J M Clute also lived at 427. He worked for J S Clute and Co, dry goods (and J S Clute lived next door at 429, as well as an otherwise unidentified Beasley family). In 1891 J M moved on to work in real estate, (although the street directory thought he was still in the dry goods business), and  J M Clute had moved to rooms in the Manor House Hotel. He was from Ontario, and his wife was American. They had two daughters, aged 13 and 9 when the picture was taken, which makes him a more likely candidate to be in the picture.
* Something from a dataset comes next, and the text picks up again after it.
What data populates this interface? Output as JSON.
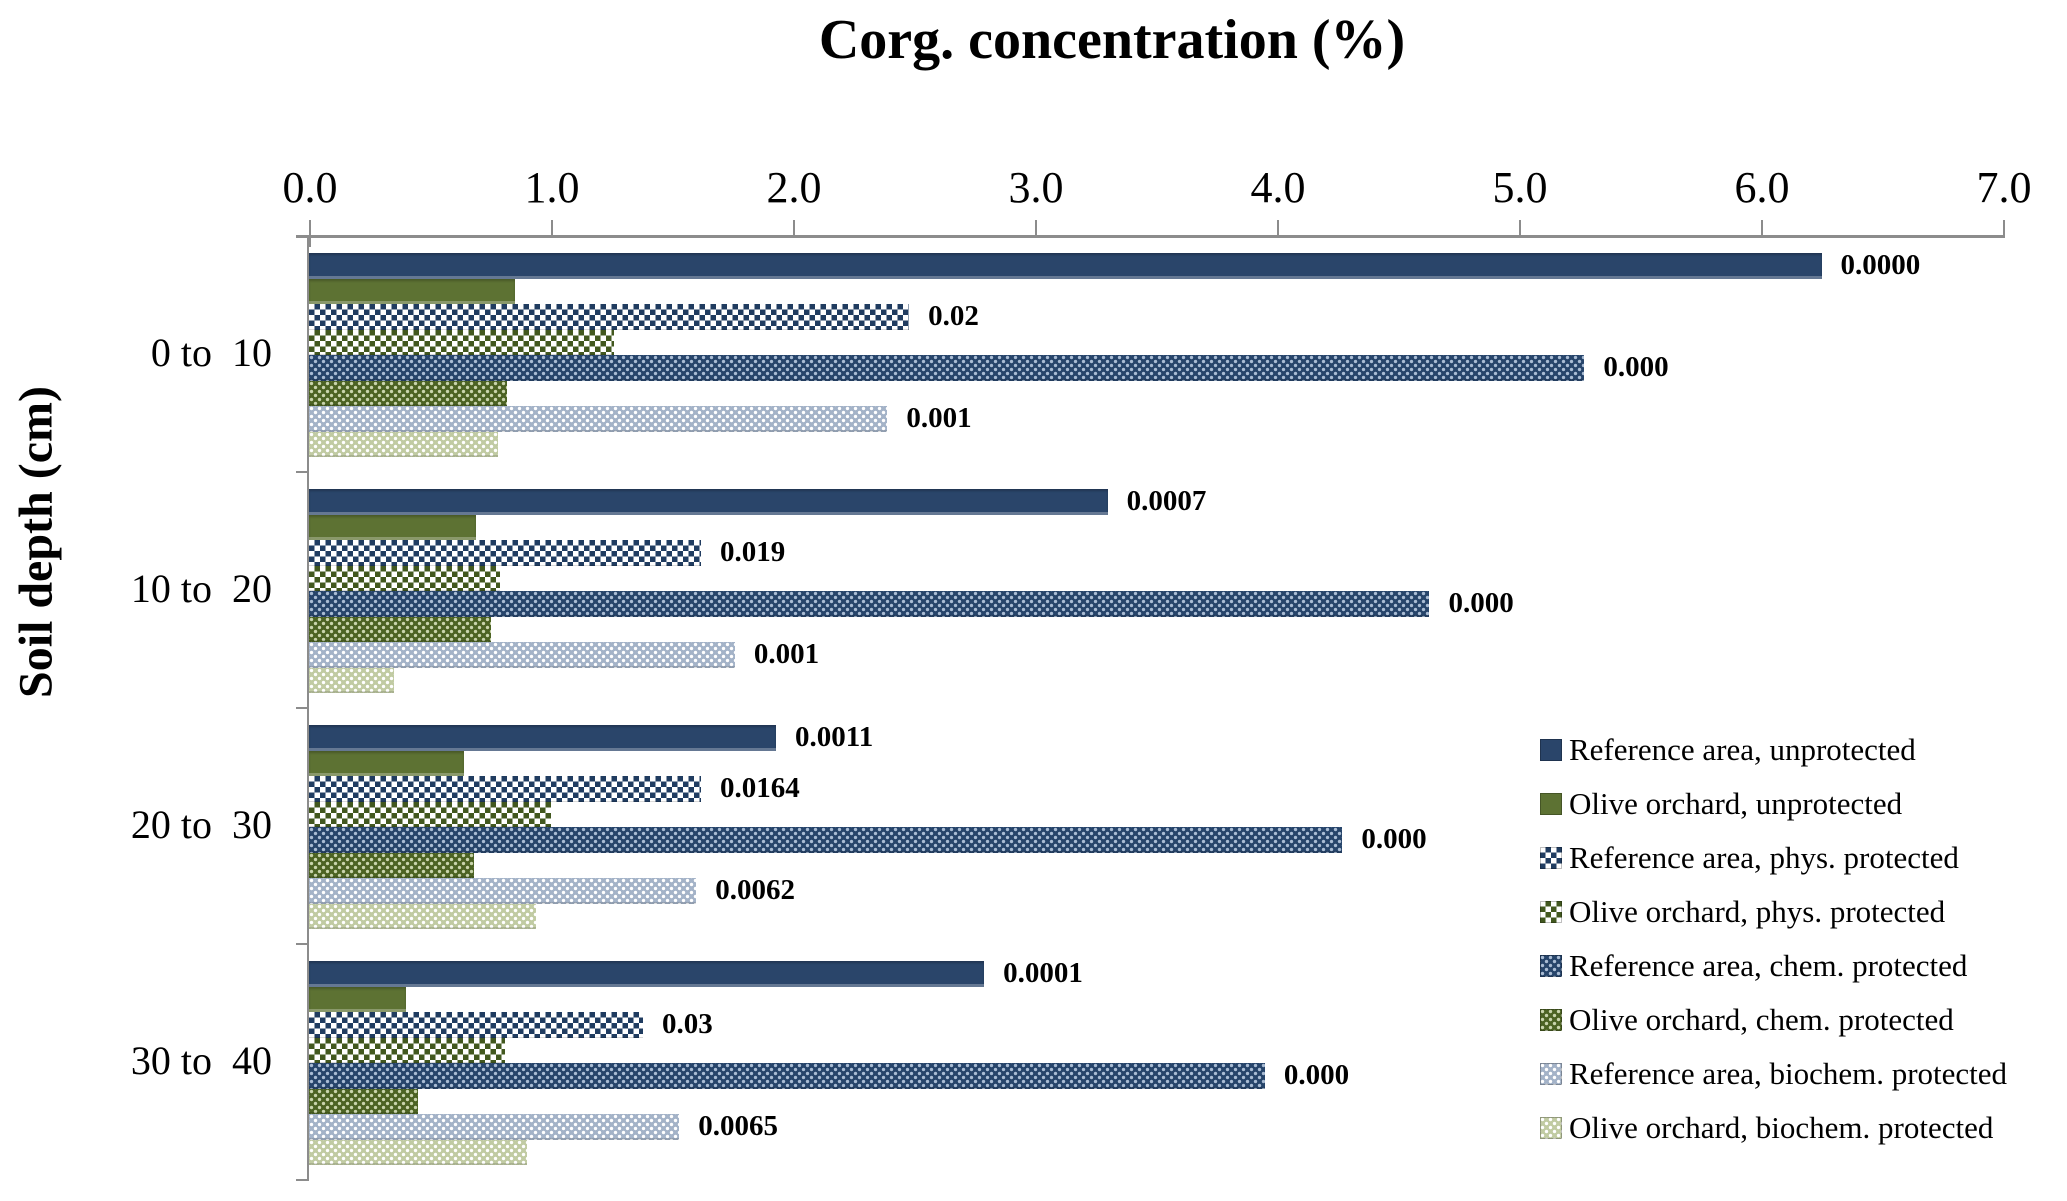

A Mr. Watson (occupation unspecified) was at 431 Howe, where there was a family party in the porch, and a boy wearing a sea captain’s hat (maybe a pirate?) apparently intrigued by the photographer. In 1890 Mr. Watson had moved, and been replaced by James Lacey Johnson, an insurance agent.

The houses didn’t last too long. As we saw in an earlier post, by the 1930s this was already a commercial street. The commercial buildings that replaced these homes were modest, and in turn redeveloped in 1984 by the Metropolitan Hotel, designed by Dalla-Lana / Griffin Architects for Hongkong Land. When it opened it was managed as the Mandarin Hotel, and was said to be the most expensive investment per room in North America, and designed on Feng Shui principals. That didn’t help turn a profit – the hotel lost millions in each of its first 3 years of operation, and it was renamed as the Delta Place (and at least one website exists that says it’s still called that, although it became the independently owned Metropolitan in 1995.) There’s a squash court among the hotel’s fitness offerings, as well as a swimming pool.